Las simetrías geométricas como las que caracterizan formas simples, círculos o cuadrados, sobresalen al verlas. Existen también otras simetrías, de naturaleza no geométrica y por ello no tan obvias, que resultan mucho más útiles: las simetrías entre frío y caliente, entre las cargas eléctricas positiva y negativa, entre los polos magnéticos norte y sur, —simetrías abstractas cuya función esencial es la de proporcionar una relación simple entre entidades físicamente distintas, conceptos que constituyen un lenguaje unificado para la descripción de cosas diferentes mediante el uso de un solo esquema. Recientemente se han descubierto simetrías muy sutiles en los nichos más profundos de la materia y se las ha utilizado en la construcción de una descripción de las partículas y fuerzas fundamentales con la que se ha logrado cierta simplicidad y orden en el estudio de las prolíficas especies subnucleares. En la física, lo que permanece invariante no es un dibujo o un objeto, es el esquema matemático de la teoría que nos permiten la descripción de las partículas y de las fuerzas que rigen sus interacciones.

 
 Figura 3. Simetrías locales y globales. Consideramos un globo perfectamente esférico marcado con un sistema de coordenadas que nos permiten identificar todos los puntos en la superficie. Al girar el globo sobre un eje, la forma permanece invariante y la simetría correspondiente es global pues las posiciones de todos los puntos en la superficie cambian por el mismo desplazamiento angular. La simetría local requiere que el globo mantenga su forma aun si los puntos en la superficie se mueven independientemente. Nótese que la deformación de la superficie que resulta de dicho movimiento, introduce fuerzas entre los puntos. Se piensa que cada una de las cuatro fuerzas en la naturaleza se originan al requerir que alguna ley de la naturaleza permanezca invariante bajo transformación de simetría local.

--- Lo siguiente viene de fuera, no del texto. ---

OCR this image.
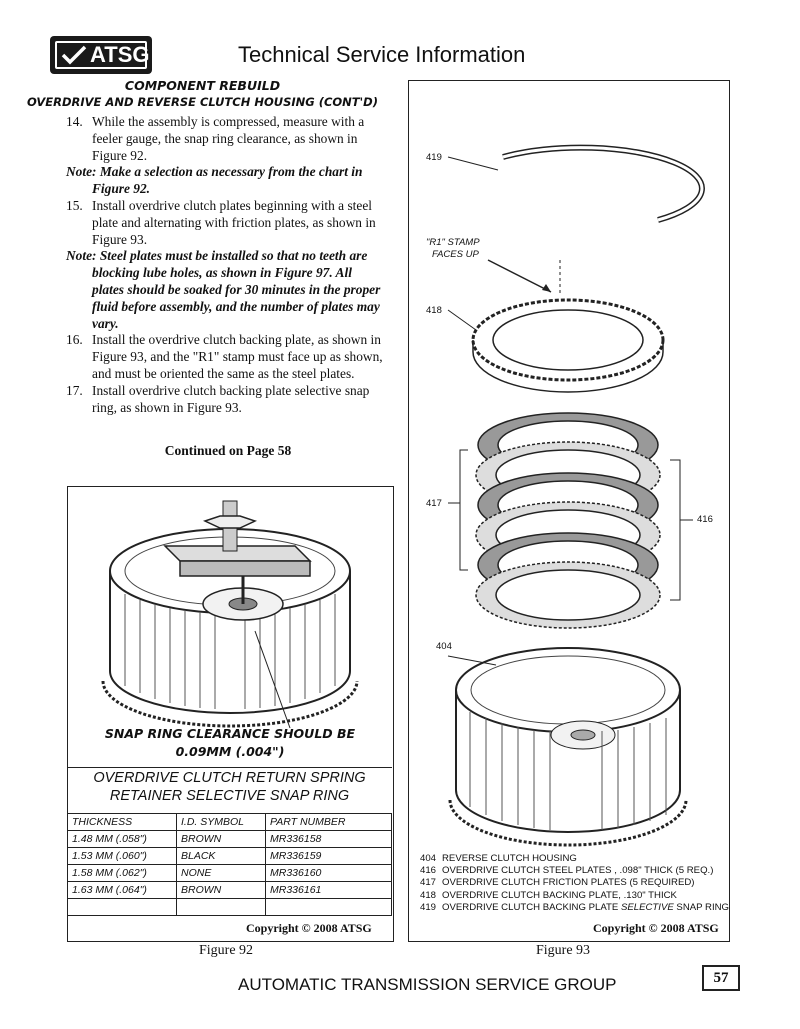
ATSG	Technical Service Information
COMPONENT REBUILD
OVERDRIVE AND REVERSE CLUTCH HOUSING (CONT'D)

14. While the assembly is compressed, measure with a feeler gauge, the snap ring clearance, as shown in Figure 92.
Note: Make a selection as necessary from the chart in Figure 92.

15. Install overdrive clutch plates beginning with a steel plate and alternating with friction plates, as shown in Figure 93.
Note: Steel plates must be installed so that no teeth are blocking lube holes, as shown in Figure 97. All plates should be soaked for 30 minutes in the proper fluid before assembly, and the number of plates may vary.

16. Install the overdrive clutch backing plate, as shown in Figure 93, and the "R1" stamp must face up as shown, and must be oriented the same as the steel plates.

17. Install overdrive clutch backing plate selective snap ring, as shown in Figure 93.

Continued on Page 58
SNAP RING CLEARANCE SHOULD BE
0.09MM (.004")
OVERDRIVE CLUTCH RETURN SPRING
RETAINER SELECTIVE SNAP RING
THICKNESS	I.D. SYMBOL	PART NUMBER
1.48 MM (.058")	BROWN	MR336158
1.53 MM (.060")	BLACK	MR336159
1.58 MM (.062")	NONE	MR336160
1.63 MM (.064")	BROWN	MR336161

Copyright © 2008 ATSG
Figure 92
419
"R1" STAMP
FACES UP
418
417
416
404
404 REVERSE CLUTCH HOUSING
416 OVERDRIVE CLUTCH STEEL PLATES , .098" THICK (5 REQ.)
417 OVERDRIVE CLUTCH FRICTION PLATES (5 REQUIRED)
418 OVERDRIVE CLUTCH BACKING PLATE, .130" THICK
419 OVERDRIVE CLUTCH BACKING PLATE SELECTIVE SNAP RING
Copyright © 2008 ATSG
Figure 93
AUTOMATIC TRANSMISSION SERVICE GROUP	57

Existen dos tipos de simetría, las simetrías que resultan de la aplicación de una transformación uniforme a todos los constituyentes de un objeto (globales) y aquellas en las que la transformación que las origina es distinto para cada una de las partículas del objeto (locales). Si bien, una simetría global donde las transformación es la misma para todos los puntos de un cuerpo, puede parecer un concepto más amplio, las simetrías locales en donde cada punto se transforma independientemente, imponen exigencias más estrictas en las teorías y revelan uniones más profundas en la naturaleza. Un ejemplo debido a Freedman y Van Nieuwenhuizen aclara esta afirmación. Un globo esférico al que se gira cierto ángulo alrededor de un eje que pase por su centro, preserva su forma esférica y como todos los puntos de su superficie se han transformado de la misma manera (han rotado un mismo ángulo), se tiene entonces una simetría global. Sin embargo, moviendo independientemente cada uno de los puntos en la superficie del globo de manera que permanezcan sobre dicha superficie, es decir, que sus distancias al centro de la esfera permanezcan fijas para que la forma esférica se mantenga, estamos originando una simetría local. En este caso, la superficie del globo se arrugará en algunas regiones y se estirará en otras dando origen a fuerzas que tratarán de resistir a la superficie a su estado original. Estas fuerzas aparecen de una manera idéntica cuando una teoría física posee una simetría local: el paso de una simetría global a otra local puede usarse para describir el origen de las fuerzas gravitacionales y electromagnéticas.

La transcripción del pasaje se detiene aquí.